Mariëtte Kotzé: Drift apart in air
Size: 75cm x 60cm
Medium: Mixed media of ink wash movement on Yupo, digitally captured & printed on archival quality paper
*White frame included
"The themes of my work are determined by the unpremeditated result. When I started out using this technique it was mainly about the process and experimenting. Currently, looking at the works created after 5 years, all abstract in definition, I can divide them into categories, differentiating between abstract objects, a landscape looking spaces, earth textures, and colorful compositions that resemble a mood or song.
My scanogram paintings are created through the combination of ink and water puddling, adding solvents to extend and retard the ink’s natural tendency to bloom and creep, and also changing its colour. The results are captured using a Dual-lens scanner system, acting as a macro lens and paint surface simultaneously.
Focusing on the activity of the artistic process, I create my internal landscapes through digitizing ink wash movements with a macro lens. My work questions photography by capturing images that can never be created again.
I draw inspiration from Wassily Kandinsky’s writings regarding the spiritual in art, which influenced the work of the Abstract expressionists, as well as Japanese Zen calligraphy, which focuses on the meditative process of art-making and the expression of the subconscious mind.

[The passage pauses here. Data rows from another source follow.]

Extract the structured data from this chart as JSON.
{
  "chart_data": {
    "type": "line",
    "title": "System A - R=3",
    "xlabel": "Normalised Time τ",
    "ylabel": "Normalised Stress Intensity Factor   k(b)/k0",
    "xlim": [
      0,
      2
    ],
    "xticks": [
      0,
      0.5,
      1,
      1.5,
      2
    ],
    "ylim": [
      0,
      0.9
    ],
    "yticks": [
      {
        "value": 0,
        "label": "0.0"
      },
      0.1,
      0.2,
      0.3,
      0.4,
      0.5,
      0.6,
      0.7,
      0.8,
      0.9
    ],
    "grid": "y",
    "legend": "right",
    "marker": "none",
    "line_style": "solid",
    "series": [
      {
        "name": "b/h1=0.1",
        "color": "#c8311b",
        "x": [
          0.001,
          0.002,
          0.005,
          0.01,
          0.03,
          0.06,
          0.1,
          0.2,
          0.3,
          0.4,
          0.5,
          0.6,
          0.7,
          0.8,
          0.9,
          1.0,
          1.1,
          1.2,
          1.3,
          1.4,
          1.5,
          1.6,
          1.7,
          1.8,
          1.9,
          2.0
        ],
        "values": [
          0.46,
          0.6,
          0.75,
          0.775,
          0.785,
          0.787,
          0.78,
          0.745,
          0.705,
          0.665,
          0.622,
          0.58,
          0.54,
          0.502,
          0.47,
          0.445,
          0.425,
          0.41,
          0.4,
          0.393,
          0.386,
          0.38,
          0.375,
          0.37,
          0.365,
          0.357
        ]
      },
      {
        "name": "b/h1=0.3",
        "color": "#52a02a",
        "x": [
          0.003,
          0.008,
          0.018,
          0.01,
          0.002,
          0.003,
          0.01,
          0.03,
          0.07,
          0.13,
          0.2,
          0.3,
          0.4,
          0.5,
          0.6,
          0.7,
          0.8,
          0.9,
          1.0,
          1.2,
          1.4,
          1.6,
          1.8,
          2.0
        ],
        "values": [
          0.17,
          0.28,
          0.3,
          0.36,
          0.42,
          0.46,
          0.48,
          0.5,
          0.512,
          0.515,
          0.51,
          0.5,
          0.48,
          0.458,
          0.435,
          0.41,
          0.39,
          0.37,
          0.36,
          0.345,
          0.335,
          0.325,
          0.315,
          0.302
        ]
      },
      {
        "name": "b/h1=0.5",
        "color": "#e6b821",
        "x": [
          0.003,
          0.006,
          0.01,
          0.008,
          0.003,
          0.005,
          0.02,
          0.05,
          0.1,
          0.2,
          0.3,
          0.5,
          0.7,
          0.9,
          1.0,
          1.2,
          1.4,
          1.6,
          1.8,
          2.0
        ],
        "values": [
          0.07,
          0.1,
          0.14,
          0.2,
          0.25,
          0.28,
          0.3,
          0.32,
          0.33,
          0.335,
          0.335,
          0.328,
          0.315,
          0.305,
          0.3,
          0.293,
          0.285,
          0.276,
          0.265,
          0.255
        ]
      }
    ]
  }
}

Through my work, I aim to focus attention on Time as an ephemeral concept, by allowing the viewer to appreciate the transient moment in full by looking closer. I then shift the focus towards the beauty of accumulated time, where the creative journey and process becomes more important than the end product." Mariëtte Kotzé
Mariëtte Kotzé is a Cape Town-based artist interested in ink-wash painting and alternative photography. After matriculating from Overberg High (Caledon) she qualified with a Btech degree in Interior Design and a diploma in Fine Art from Ruth Prowse School of Art in 2015.
The focus of her work is on the ephemeral concept of Time: a transient moment is captured on the paper or lens surface, where ink and various translucent fluids are intermixed. The results of these reactions are then digitally captured, recording the movement of the pigmented molecules breaking up, each with its distinct character. Mariëtte Kotzé's work questions photography by capturing images that can never be created again while exploring process and repetition as meditative instruments in art-making.